Over in Garstang, Marion and Mark Flaherty, co-owners of Best Wishes are still very much “going for it!”. Not leaving the shop until after 10pm every evening in order, four visits to the wholesalers in quick succession for top up stock, they are on course to almost make up for the sales lost through the November lockdown.
“Customers have been coming in with chocolates, cake and bottles of wine to keep us going, which has been lovely,” says Marion.
Jerry and Debbie Brown, co-owners of First Class Greetings, Hadleigh reports an equally positive picture.
“Christmas trading has been good for us, and we anticipate that we will be around 5% up on last year for December and around 10% up in November when we were still open because of having a Post Office in store. We can’t say it hasn’t been challenging, but compared to some we consider ourselves very lucky.”
Meanwhile at Sainsbury’s, demand is definitely outstripping supply with the Tier 4 restrictions as well as the clamour to stock up on Christmas provisions resulting in card racks being ransacked without sufficient time to get more stock in.
“Still with three full trading days to go, 80% of our Christmas cards has been sold. Our grandson/granddaughter cards have had a 94% sell through, ‘to you both’ designs have had a 90% sell through, ‘to my wife’ cards were 64% sold out, with a lot of the remaining stock in our convenience stores, not the main supermarkets.
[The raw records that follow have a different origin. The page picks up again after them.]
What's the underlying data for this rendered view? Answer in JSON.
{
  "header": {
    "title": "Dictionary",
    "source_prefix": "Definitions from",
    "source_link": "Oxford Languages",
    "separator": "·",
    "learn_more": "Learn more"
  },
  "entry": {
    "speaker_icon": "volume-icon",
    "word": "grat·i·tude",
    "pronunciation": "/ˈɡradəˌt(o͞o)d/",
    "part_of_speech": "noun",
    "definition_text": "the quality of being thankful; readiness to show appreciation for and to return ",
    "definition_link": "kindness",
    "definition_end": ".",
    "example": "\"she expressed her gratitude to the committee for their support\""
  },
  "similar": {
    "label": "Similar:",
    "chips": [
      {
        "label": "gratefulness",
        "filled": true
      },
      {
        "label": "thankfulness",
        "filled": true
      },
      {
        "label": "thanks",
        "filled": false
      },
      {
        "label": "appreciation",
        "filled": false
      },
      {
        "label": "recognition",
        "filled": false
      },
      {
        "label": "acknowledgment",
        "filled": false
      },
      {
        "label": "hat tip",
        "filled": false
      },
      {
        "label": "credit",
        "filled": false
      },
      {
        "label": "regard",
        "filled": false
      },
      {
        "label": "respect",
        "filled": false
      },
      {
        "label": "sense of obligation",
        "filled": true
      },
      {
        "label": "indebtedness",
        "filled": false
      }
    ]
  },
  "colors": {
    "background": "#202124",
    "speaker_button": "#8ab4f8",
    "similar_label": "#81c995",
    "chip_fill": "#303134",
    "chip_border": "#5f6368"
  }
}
We did manage to secure 120,000 units at the last minute, but it is no way enough,” admitted Carly Pearson, senior buyer of Sainsbury’s.
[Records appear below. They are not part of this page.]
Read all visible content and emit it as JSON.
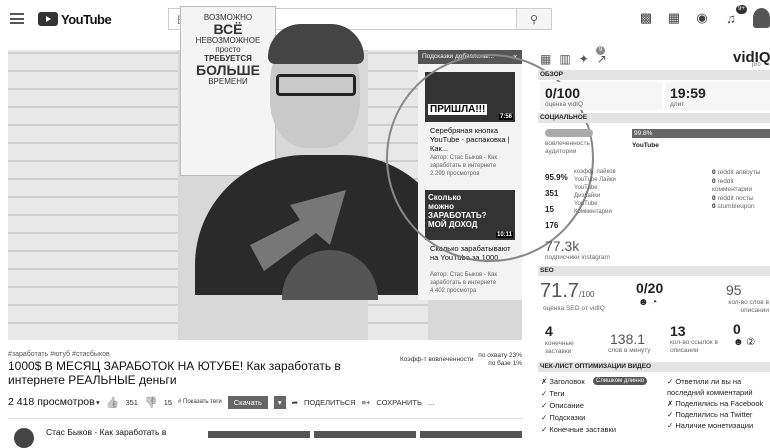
{
  "header": {
    "search_placeholder": "Введите запрос",
    "logo_text": "YouTube",
    "notif_count": "9+"
  },
  "video": {
    "poster_lines": [
      "ВОЗМОЖНО",
      "ВСЁ",
      "НЕВОЗМОЖНОЕ",
      "просто",
      "ТРЕБУЕТСЯ",
      "БОЛЬШЕ",
      "ВРЕМЕНИ"
    ],
    "hints_title": "Подсказки добавлены...",
    "hints": [
      {
        "thumb_text": "ПРИШЛА!!!",
        "duration": "7:56",
        "title": "Серебряная кнопка YouTube - распаковка | Как...",
        "author": "Автор: Стас Быков - Как заработать в интернете",
        "views": "2 299 просмотров"
      },
      {
        "thumb_text": "Сколько можно ЗАРАБОТАТЬ? МОЙ ДОХОД",
        "duration": "10:11",
        "title": "Сколько зарабатывают на YouTube за 1000...",
        "author": "Автор: Стас Быков - Как заработать в интернете",
        "views": "4 402 просмотра"
      }
    ]
  },
  "below": {
    "tags": "#заработать #ютуб #стасбыков",
    "title": "1000$ В МЕСЯЦ ЗАРАБОТОК НА ЮТУБЕ! Как заработать в интернете РЕАЛЬНЫЕ деньги",
    "engagement_label": "Коэфф-т вовлеченности",
    "engagement_lines": [
      "по охвату 23%",
      "по базе 1%"
    ],
    "views": "2 418 просмотров",
    "likes": "351",
    "dislikes": "15",
    "show_tags": "# Показать теги",
    "download": "Скачать",
    "share": "ПОДЕЛИТЬСЯ",
    "save": "СОХРАНИТЬ",
    "more": "...",
    "channel": "Стас Быков - Как заработать в"
  },
  "sidebar": {
    "logo": "vidIQ",
    "logo_sub": "pro",
    "badge": "9",
    "overview": {
      "header": "ОБЗОР",
      "score": "0/100",
      "score_label": "оценка vidIQ",
      "time": "19:59",
      "time_label": "длит."
    },
    "social": {
      "header": "СОЦИАЛЬНОЕ",
      "engaged": "вовлеченность",
      "audience": "аудитории",
      "pct": "99.8%",
      "channel_name": "YouTube",
      "rows": [
        {
          "val": "95.9%",
          "label": "коэфф. лайков"
        },
        {
          "val": "351",
          "label": "YouTube Лайки"
        },
        {
          "val": "15",
          "label": "YouTube Дизлайки"
        },
        {
          "val": "176",
          "label": "YouTube Комментарии"
        }
      ],
      "reddit": [
        {
          "val": "0",
          "label": "reddit апвоуты"
        },
        {
          "val": "0",
          "label": "reddit комментарии"
        },
        {
          "val": "0",
          "label": "reddit посты"
        },
        {
          "val": "0",
          "label": "stumbleupon"
        }
      ],
      "insta": "77.3k",
      "insta_label": "подписчики instagram"
    },
    "seo": {
      "header": "SEO",
      "score": "71.7",
      "score_suffix": "/100",
      "score_label": "оценка SEO от vidIQ",
      "zero": "0/20",
      "kw": "95",
      "kw_label": "кол-во слов в описании",
      "n4": "4",
      "n4_label": "конечные заставки",
      "n138": "138.1",
      "n138_label": "слов в минуту",
      "n13": "13",
      "n13_label": "кол-во ссылок в описании",
      "n0": "0"
    },
    "checklist": {
      "header": "ЧЕК-ЛИСТ ОПТИМИЗАЦИИ ВИДЕО",
      "left": [
        "✗ Заголовок",
        "✓ Теги",
        "✓ Описание",
        "✓ Подсказки",
        "✓ Конечные заставки"
      ],
      "badge": "Слишком длинно",
      "right": [
        "✓ Ответили ли вы на последний комментарий",
        "✗ Поделились на Facebook",
        "✓ Поделились на Twitter",
        "✓ Наличие монетизации"
      ]
    }
  }
}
Sarah Moughton, partner and junior buyer of JohnLewis andWaitrose has also seen encouraging Christmas card sales. “Despite everything the pandemic has thrown us this year we have been having a really strong Christmas across both JL and Waitrose with sales coming through right to the last minute. With the finish line in sight, you can’t help but feel the blow of Tier 4 regulations but I hope that we can celebrate the successes we have seen throughout the season and look forward to 2021! Thank you to all publishers involved, I hope that everyone manages to have a well-deserved rest and stays safe over Christmas,” she said, ending on message echoed by PG Buzz to all readers.
Top: Nutcracker Christmas decorations that The Indigo Tree promoted on its social media channels.